Israel, sejak didirikan, telah berupaya melemahkan identitas Palestina. Tanpa sebagian besar tanah bersejarah mereka, hubungan antara Palestina dan Palestina hanya akan ada dalam ingatan. Namun pada akhirnya, ingatan berhasil berubah menjadi identitas kolektif yang terbukti lebih tahan lama dibandingkan keberadaan fisik di darat. “Ini adalah bukti kegigihan warga Palestina bahwa mereka tetap menghidupkan rasa kebangsaan dalam menghadapi begitu banyak kesulitan. Namun hambatan untuk mempertahankan kekompakan mereka sebagai suatu bangsa saat ini lebih besar dari sebelumnya,” lapor The Economist (8 Mei 2008).
Tinggal di banyak wilayah yang tidak terhubung, tersingkir dari tanah air mereka, terpisah satu sama lain, dan saling berperang di setiap sudut, warga Palestina tidak hanya ditindas secara fisik oleh Israel, namun juga secara fisiologis. Ada upaya dari semua sudut untuk memaksa mereka menyerah, melupakan, dan melanjutkan hidup. Penolakan rakyat Palestina terhadap gagasan-gagasan seperti itulah yang menjadikan kemenangan dan 'kemerdekaan' Israel tampak dangkal dan tidak meyakinkan.
Enam puluh tahun setelah Bencana Besar (Nakba), warga Palestina masih mengingat ketidakadilan yang mereka alami di masa lalu dan masa kini. Tentu saja diperlukan lebih dari sekedar ingatan; Rakyat Palestina perlu menemukan landasan bersama untuk bersatu – Kristen dan Muslim, miskin dan kaya, sekuler dan religius – untuk menghentikan Israel mengeksploitasi perpecahan, faksionalisme, dan tribalisme politik mereka sendiri.
Namun, terlepas dari harapan dan upaya terbaik Israel, warga Palestina belum melupakan siapa mereka sebenarnya.

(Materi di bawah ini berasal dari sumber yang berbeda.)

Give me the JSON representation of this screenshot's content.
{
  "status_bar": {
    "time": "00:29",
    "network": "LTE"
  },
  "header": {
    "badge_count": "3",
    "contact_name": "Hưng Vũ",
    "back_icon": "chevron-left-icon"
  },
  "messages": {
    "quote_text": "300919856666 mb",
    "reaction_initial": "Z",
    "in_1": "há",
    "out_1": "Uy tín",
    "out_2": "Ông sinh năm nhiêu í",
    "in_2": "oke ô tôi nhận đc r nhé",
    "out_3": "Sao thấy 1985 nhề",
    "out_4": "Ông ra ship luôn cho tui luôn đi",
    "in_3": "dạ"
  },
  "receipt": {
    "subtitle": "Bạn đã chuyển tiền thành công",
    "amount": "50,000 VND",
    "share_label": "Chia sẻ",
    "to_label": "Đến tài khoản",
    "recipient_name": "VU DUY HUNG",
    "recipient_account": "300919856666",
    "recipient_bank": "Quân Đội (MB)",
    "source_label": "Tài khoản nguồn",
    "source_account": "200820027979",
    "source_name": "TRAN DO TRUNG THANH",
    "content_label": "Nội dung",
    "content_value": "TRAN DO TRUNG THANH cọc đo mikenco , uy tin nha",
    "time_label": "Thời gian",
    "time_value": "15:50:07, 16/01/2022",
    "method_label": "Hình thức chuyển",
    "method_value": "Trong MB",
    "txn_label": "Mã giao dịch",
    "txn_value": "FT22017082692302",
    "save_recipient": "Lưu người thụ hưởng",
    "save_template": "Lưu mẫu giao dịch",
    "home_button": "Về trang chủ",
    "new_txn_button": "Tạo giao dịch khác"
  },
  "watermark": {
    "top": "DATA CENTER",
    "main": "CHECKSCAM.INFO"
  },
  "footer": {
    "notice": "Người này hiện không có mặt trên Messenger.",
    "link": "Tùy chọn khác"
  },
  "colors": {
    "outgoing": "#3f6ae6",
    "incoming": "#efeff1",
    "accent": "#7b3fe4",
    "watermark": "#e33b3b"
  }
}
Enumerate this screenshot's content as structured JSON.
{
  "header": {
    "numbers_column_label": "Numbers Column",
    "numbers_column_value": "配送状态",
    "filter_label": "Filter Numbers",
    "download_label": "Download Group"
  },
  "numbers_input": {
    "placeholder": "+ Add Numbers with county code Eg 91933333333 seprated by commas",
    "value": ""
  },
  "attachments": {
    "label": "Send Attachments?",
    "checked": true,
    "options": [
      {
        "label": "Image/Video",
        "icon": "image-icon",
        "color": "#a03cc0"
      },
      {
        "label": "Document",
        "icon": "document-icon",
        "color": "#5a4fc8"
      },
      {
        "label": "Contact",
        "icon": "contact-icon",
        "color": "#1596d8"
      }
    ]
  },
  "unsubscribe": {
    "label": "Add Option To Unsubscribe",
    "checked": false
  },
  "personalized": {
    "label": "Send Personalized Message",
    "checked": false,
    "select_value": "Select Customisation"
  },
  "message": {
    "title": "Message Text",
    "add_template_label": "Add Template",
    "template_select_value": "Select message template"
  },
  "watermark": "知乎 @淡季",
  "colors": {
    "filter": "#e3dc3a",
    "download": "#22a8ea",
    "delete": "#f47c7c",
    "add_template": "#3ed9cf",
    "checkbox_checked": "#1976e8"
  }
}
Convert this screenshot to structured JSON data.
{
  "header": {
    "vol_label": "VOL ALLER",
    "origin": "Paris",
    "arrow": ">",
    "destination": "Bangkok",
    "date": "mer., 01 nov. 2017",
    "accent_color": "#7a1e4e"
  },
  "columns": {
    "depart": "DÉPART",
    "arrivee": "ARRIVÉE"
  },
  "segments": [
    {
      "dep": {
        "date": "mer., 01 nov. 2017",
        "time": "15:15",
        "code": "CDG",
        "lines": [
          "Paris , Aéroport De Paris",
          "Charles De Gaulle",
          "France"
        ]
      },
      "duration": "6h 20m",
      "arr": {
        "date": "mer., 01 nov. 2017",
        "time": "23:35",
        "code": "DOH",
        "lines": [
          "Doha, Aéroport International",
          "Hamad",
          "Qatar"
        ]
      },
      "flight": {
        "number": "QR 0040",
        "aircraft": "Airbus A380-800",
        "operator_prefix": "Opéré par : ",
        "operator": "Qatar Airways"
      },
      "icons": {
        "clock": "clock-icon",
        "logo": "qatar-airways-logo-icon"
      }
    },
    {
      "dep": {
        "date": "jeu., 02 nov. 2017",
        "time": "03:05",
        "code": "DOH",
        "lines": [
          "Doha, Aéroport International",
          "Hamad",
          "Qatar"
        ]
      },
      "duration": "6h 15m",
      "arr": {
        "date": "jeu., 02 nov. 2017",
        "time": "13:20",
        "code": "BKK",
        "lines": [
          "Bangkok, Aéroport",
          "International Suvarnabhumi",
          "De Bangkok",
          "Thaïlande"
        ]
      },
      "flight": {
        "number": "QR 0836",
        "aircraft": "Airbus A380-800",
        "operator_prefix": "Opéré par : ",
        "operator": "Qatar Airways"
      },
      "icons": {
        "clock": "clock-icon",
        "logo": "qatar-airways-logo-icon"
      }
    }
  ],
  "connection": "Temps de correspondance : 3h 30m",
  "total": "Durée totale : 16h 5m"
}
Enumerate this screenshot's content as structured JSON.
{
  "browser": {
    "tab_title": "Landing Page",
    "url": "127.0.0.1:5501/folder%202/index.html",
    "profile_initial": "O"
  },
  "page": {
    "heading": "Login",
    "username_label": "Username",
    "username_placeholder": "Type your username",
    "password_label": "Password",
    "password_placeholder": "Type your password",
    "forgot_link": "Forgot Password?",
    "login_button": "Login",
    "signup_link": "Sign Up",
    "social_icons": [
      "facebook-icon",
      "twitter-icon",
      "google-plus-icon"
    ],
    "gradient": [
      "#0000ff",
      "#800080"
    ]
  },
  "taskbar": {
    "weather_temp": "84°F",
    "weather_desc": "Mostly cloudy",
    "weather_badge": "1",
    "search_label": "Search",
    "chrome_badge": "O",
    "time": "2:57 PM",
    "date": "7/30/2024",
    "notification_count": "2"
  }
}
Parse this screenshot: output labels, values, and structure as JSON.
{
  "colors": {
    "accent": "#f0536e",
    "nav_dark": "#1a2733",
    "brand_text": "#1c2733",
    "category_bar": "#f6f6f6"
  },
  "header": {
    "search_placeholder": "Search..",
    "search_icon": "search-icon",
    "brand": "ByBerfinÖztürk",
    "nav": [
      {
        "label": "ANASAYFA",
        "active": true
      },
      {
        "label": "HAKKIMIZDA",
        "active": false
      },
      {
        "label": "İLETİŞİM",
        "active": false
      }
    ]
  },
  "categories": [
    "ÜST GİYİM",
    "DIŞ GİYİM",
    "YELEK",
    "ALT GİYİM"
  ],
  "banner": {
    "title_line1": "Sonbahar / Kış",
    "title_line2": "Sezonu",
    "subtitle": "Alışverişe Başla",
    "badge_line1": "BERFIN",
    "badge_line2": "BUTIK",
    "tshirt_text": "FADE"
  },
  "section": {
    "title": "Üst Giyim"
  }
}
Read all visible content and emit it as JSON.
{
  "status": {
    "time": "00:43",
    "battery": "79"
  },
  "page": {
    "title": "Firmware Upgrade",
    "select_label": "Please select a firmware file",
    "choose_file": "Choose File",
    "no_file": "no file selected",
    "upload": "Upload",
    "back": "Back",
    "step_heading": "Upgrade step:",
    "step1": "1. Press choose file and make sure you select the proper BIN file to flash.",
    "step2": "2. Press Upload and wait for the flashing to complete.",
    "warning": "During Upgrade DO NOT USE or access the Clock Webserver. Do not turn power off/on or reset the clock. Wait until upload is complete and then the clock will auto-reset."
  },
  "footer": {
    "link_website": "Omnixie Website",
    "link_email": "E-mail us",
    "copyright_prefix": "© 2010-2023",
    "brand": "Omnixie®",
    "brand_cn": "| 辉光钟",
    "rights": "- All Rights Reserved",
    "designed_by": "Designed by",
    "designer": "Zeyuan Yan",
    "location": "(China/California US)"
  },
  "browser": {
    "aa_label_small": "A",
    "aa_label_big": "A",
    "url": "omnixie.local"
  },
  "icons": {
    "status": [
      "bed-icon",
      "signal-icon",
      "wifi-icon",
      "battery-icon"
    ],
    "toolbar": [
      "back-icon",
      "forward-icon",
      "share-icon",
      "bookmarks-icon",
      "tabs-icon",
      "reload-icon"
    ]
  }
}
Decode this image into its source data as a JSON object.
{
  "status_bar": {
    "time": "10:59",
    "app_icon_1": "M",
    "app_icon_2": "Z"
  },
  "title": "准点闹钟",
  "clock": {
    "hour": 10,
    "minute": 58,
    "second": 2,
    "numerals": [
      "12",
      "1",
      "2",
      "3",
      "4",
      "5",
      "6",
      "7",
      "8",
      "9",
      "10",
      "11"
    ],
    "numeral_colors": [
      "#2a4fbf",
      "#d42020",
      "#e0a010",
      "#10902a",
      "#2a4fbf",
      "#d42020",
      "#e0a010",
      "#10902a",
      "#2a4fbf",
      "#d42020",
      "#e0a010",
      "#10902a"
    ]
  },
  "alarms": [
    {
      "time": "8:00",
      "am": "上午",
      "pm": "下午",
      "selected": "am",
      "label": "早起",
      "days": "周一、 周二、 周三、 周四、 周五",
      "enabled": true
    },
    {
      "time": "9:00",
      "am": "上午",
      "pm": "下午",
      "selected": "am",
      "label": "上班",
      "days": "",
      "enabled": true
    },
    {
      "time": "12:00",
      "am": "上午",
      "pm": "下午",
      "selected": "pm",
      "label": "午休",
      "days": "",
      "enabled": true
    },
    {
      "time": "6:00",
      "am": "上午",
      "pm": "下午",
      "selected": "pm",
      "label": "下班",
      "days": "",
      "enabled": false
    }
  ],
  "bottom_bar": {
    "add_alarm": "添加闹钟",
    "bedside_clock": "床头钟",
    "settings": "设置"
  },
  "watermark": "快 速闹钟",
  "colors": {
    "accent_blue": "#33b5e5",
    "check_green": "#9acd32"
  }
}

Dan penolakan sebesar apa pun tidak dapat mengubah hal ini.
Ramzy Baroud (www.ramzybaroud.net) adalah penulis dan editor PalestineChronicle.com. Karyanya telah diterbitkan di banyak surat kabar dan jurnal di seluruh dunia. Buku terbarunya adalah Intifada Palestina Kedua: Kronik Perjuangan Rakyat (Pluto Press, London).
ZNetwork didanai semata-mata melalui kemurahan hati para pembacanya.